A nurse is providing passive range of motion (ROM) for a patient with impaired mobility. Which technique will the nurse use for each movement? a. Each movement is repeated 5 times by the patient. b. Each movement is performed until the patient experiences pain. c. Each movement is completed quickly and smoothly by the nurse. d. Each movement is moved just to the point of resistance by the nurse.
d. Each movement is moved just to the point of resistance by the nurse. Passive ROM exercises are performed by the nurse. Carry out movements slowly and smoothly, just to the point of resistance; ROM should not cause pain. Never force a joint beyond its capacity. Each movement needs to be repeated 5 times during the session. The patient moves all joints through ROM unassisted in active ROM.
The nurse is assessing a patient with emphysema. Which assessment finding requires further follow-up with the health care provider? a. Increased anterior-posterior diameter of the chest b. Accessory muscle used for breathing c. Clubbing of the fingers d. Hemoptysis
d. Hemoptysis Hemoptysis is an abnormal occurrence of emphysema, and further diagnostic studies are needed to determine the cause of blood in the sputum. Clubbing of the fingers, barrel chest (increased anterior-posterior chest diameter), and accessory muscle use are all normal findings in a patient with emphysema.
A nurse is providing range of motion to the shoulder and must perform external rotation. Which action will the nurse take? a. Moves patient's arm in a full circle b. Moves patient's arm cross the body as far as possible c. Moves patient's arm behind body, keeping elbow straight d. Moves patient's arm until thumb is upward and lateral to head with elbow flexed
d. Moves patient's arm until thumb is upward and lateral to head with elbow flexed External rotation: With elbow flexed, move arm until thumb is upward and lateral to head. Circumduction: Move arm in full circle (Circumduction is combination of all movements of ball-and-socket joint.) Adduction: Lower arm sideways and across body as far as possible. Hyperextension: Move arm behind body, keeping elbow straight.
The nurse is caring for an older-adult patient with a diagnosis of urinary tract infection (UTI). Upon assessment the nurse finds the patient confused and agitated. How will the nurse interpret these assessment findings? a. These are normal signs of aging. b.These are early signs of dementia. c. These are purely psychological in origin. d. These are common manifestation with UTIs.

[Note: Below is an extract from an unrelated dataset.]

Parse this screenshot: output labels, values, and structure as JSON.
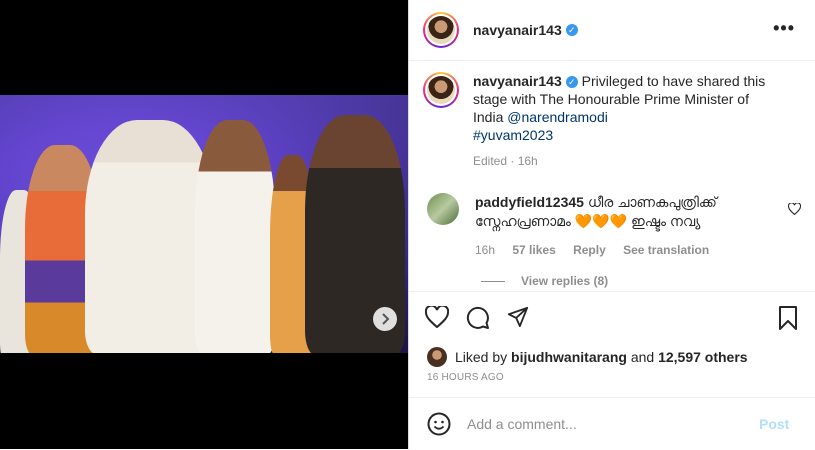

d. These are common manifestation with UTIs. The primary symptom of compromised older patients with an acute urinary tract infection or fever is confusion. Acute confusion in older adults is not normal; a thorough nursing assessment is the priority. With the diagnosis of urinary tract infection, these are not early signs of dementia and they are not purely psychological.
A nurse is performing passive range of motion (ROM) and splinting on an at-risk patient. Which finding will indicate goal achievement for the nurse's action? a.Prevention of atelectasis b.Prevention of renal calculi c.Prevention of pressure ulcers d.Prevention of joint contractures
d.Prevention of joint contractures Goal achievement for passive ROM is prevention of joint contractures. Contractures develop in joints not moved periodically through their full ROM. ROM exercises reduce the risk of contractures. Researchers noted that prompt use of splinting with prescribed ROM exercises reduced contractures and improved active range of joint motion in affected lower extremities. Deep breathing and coughing and using an incentive spirometer will help prevent atelectasis. Adequate hydration helps prevent renal calculi and urinary tract infections. Interventions aimed at prevention of pressure ulcers include positioning, skin care, and the use of therapeutic devices to relieve pressure.